Taking Stock of Our Time-Bound Investment in Expanded Learning

Our staff explores what we’ve learned from our seven-year investment in summer and after-school programs in California.

Pausing to look back is an important part of understanding how to move forward. Now that the Children, Families, and Communities Program’s seven-year investment in summer and after-school learning has come to a close, we are actively digesting the lessons we’ve learned from our work, and we would like to share some of the key takeaways with our partners, grantees, and funders. The Foundation continues to invest in after-school programs for school-age youth in San Mateo, Santa Clara, Santa Cruz, San Benito, and Monterey counties through the Local Grantmaking Program.

Our evaluation partner, Informing Change, has just released its final evaluation of our summer strategy. This evaluation is designed to be most useful to leaders in the expanded learning field in California. Through this work, we have also learned how a time-bound investment that adjusts along the way can stimulate currents of change in California.

Here, reflecting on this comprehensive report, Children, Families, and Communities Program Officer Justina Acevedo-Cross and Evaluation and Learning Officer Olivia Deich take a moment to share their thoughts about what we have learned.

Why did the Foundation think expanded learning was an important issue to tackle?

Justina: For many school-age children, summer can be a time of unstructured days, a patchwork of care, isolation, boredom, and hunger. Through the Foundation’s work strengthening the after-school field, we learned that if we hoped to see after-school programs sustain student gains in academics and social-emotional development, it was impossible to ignore the three summer months when students were out of school and experiencing “summer learning loss.”

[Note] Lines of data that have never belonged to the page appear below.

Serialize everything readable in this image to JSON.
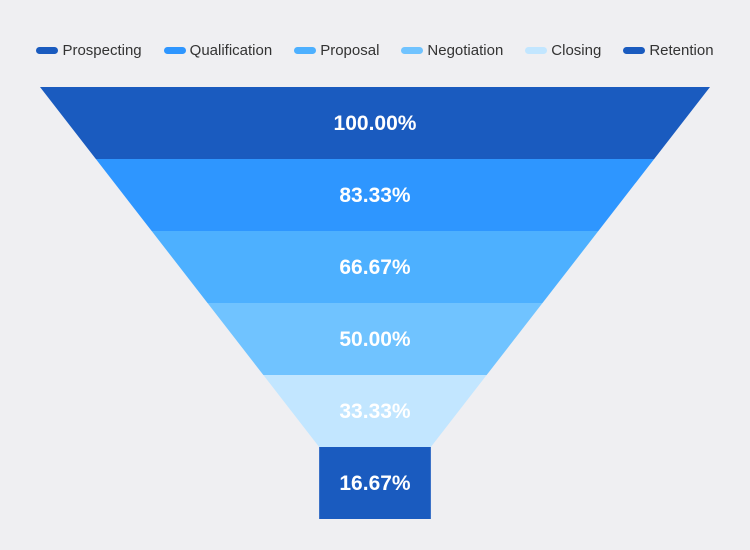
{
  "chart_data": {
    "type": "funnel",
    "categories": [
      "Prospecting",
      "Qualification",
      "Proposal",
      "Negotiation",
      "Closing",
      "Retention"
    ],
    "values": [
      100.0,
      83.33,
      66.67,
      50.0,
      33.33,
      16.67
    ],
    "labels": [
      "100.00%",
      "83.33%",
      "66.67%",
      "50.00%",
      "33.33%",
      "16.67%"
    ],
    "colors": [
      "#1a5bbf",
      "#2e96ff",
      "#4db0ff",
      "#70c3ff",
      "#c2e6ff",
      "#1a5bbf"
    ],
    "legend_position": "top-center",
    "sort": "descending",
    "title": "",
    "xlabel": "",
    "ylabel": ""
  }
}
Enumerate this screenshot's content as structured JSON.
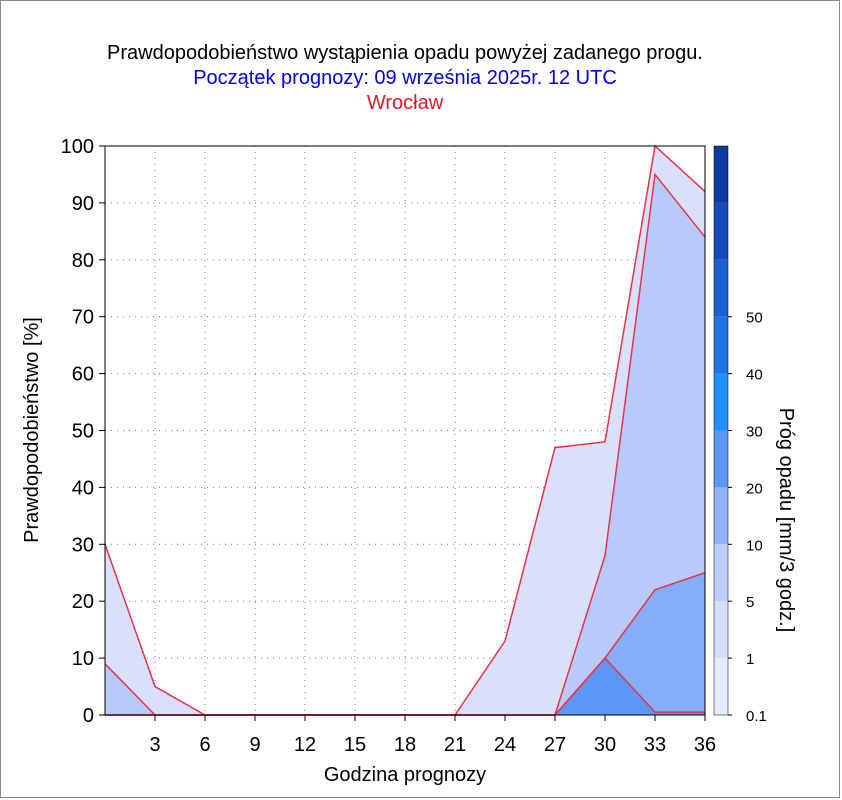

Although the after-school field had achieved rapid program expansion, many programs were not taking advantage of additional state funds to offer summer programming, and the quality of summer programs that were offered was uneven with no common standard for what made a great experience for kids. We saw that expanded learning—the combined term to signal after-school, summer, and interim session learning—was a compelling opportunity for California. If we strengthened the quality of programs while simultaneously getting more education leaders to champion summer learning, more kids across the state would benefit.

Summer learning was a time-bound strategy. How did that impact how you structured it?

Justina: From the onset of the strategy, we have been building it knowing that we will exit and we’ve been transparent with grantees and partners since day one that the investment would end. Catalyzing impact over a seven-year period meant making deeper investments in field building, individual organization capacity, peer collaboration, and the development of tools and resources. We also supported relationship building and coordination across the state—structures we hope will outlast our investment.

How did some of the key partners you worked with strengthen your strategy?

Justina: We learned a great deal about creating and deploying a strategy that includes building a statewide field and finding the best ways to work with multiple organizations and state and local agencies. Our grantees and our evaluation firm, Informing Change, were architects of the strategy with us and informed the initial design as well as suggested adjustments along the way. The story of our summer learning strategy is available in a recently released report, Seven Years of Summer: The Story of the Packard Foundation’s Catalytic Investment in Summer Learning in California.

How did the landscape of expanded learning change in California thanks to the work of your grantees?

Justina: The report reveals that California now knows what a high-quality summer learning program should look like. Thanks to our grantees in the field and efforts by California Department of Education, there is now also a stronger network of technical assistance providers and better availability of support for programs across the state. Plus, through the Summer Matters Campaign, our grantees have effectively raised awareness of the problem of summer learning loss and solutions to address it.  This is all great news for the future of expanded learning in California.

Why is conducting an evaluation like this one by Informing Change important?

Olivia:  One of the most important questions for our Foundation is, “How are we doing?” After all, we are working to steward the legacy of resources left to the Foundation by David and Lucile Packard toward the greatest possible good. We care not only about what grant funds accomplish—in this case, what they can do for after-school and summer learning—but also about how we do that grantmaking, engage with grantees, and improve over time. This evaluation and others like it give us (and our partners) a clear picture of how we are doing, and ways we might consider adjusting to make even more progress.

Who can learn from this final evaluation?

Olivia:  We are excited to be sharing this report because so many different audiences can learn from it. Our grantees and other stakeholders who work with young children and school systems every day can read about the positive value summer and after-school learning adds to a child’s development. That’s especially important to us not only because it expands the base of support for this crucial work, but also because we hope that others can build upon the investments we were able to make.  At another level, there are important lessons in this report for our staff and for other grantmakers—lessons related to systems building, stakeholder engagement, and how it is possible to be a catalyst for change with a time-bound grantmaking strategy.

What’s next?

Olivia: We believe that openly sharing what we’re learning can generate value for our grantees and drive impact in our fields. We seek out opportunities to share what we are learning, to co-create insights with our partners, and to use these insights to inform and galvanize change in our fields. So although we have come to the end of our time-bound investment in expanded learning, we look forward to engaging others—our grantees, additional funders, professionals and leaders working with children, and other stakeholders—around this evaluation to ensure that others can help build upon our grantees’ accomplishments.